By Flora McFarlane.
Several buy-side practitioners have voiced warnings about the outlook for the ‘broken’ repo market, warning that European regulators needed to address the current situation.
Speaking at the ‘IMN European Beneficial Owners Conference’ on 13 September 2017, a panel of market participants painted a cautionary picture of the business, while discussing ‘Changes in the repo market’.
At the end of 2016 repo rates fell dramatically, in an extremely volatile market with significant price dislocation. Freddie Napier, repo trader at Morgan Stanley, outlined the challenges facing the market which he said contributed to the “perfect storm”, causing the market to suffer to such an extent.
The International Capital Market Association’s (ICMA) year-end report for 2016 analysed the three key factors on the year-end breakdown: market positioning; the effects of quantitative easing compounded by an inadequate lending program; and regulatory impacts on bank intermediation.
The panellists painted a cautious outlook of the market ahead, with Napier noting it was “highly dysfunctional”, but predicting that another perfect storm is unlikely to occur. Andy Hill, director of market practice and regulatory policy at ICMA denied the market was broken, but did agree that it has become less functional.
Hill identifies the problems as stemming from the way in which liquidity is provided – currently through the banks. In this environment, market participants face the significant challenge of a lack of immediacy when sourcing the other side of a trade, alongside the demands of regulatory obligations.
UniCredit’s head of repo and collateral trading, Arne Theia, said that the use of platforms and central counterparties to help intermediate the market were “the future.”
The buy-side audience were relatively damning of the markets prospects. An audience member indicated the pressing problems with liquidity provision, revealing that he was dropping his repo balance significantly, down to £3 billion from £16 billion.
“Do not think this was a perfect storm – this was nothing,” he said. “There were no additional stresses beyond year end.

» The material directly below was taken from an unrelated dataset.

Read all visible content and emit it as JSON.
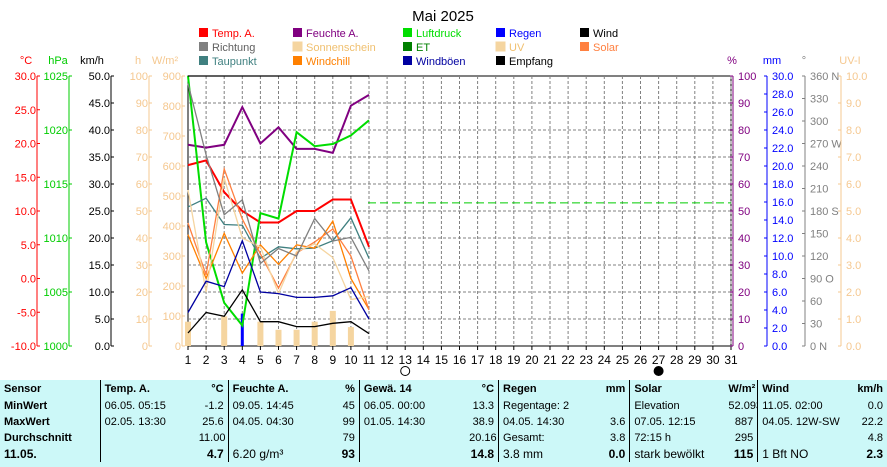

I am extremely worried about the repo market; don’t be put to sleep by thinking the world will be perfect again, we have a real problem.”
Audience members raised the possibility that regulatory change would have an impact, citing the potential for deregulation in the US, as well as the Federal Reserve programs aimed at broadening access to money making activities and facilitating non-banks’ depositing of liquidity surplus. However engagement with the European Central Bank was said to be challenging and few expected regulators to tackle problems before they got worse.
“Do I think there is recognition that the market is in the state that it really is. Probably not. I think it will take a couple of ‘December 2016s’ to get to that point”, said Hill.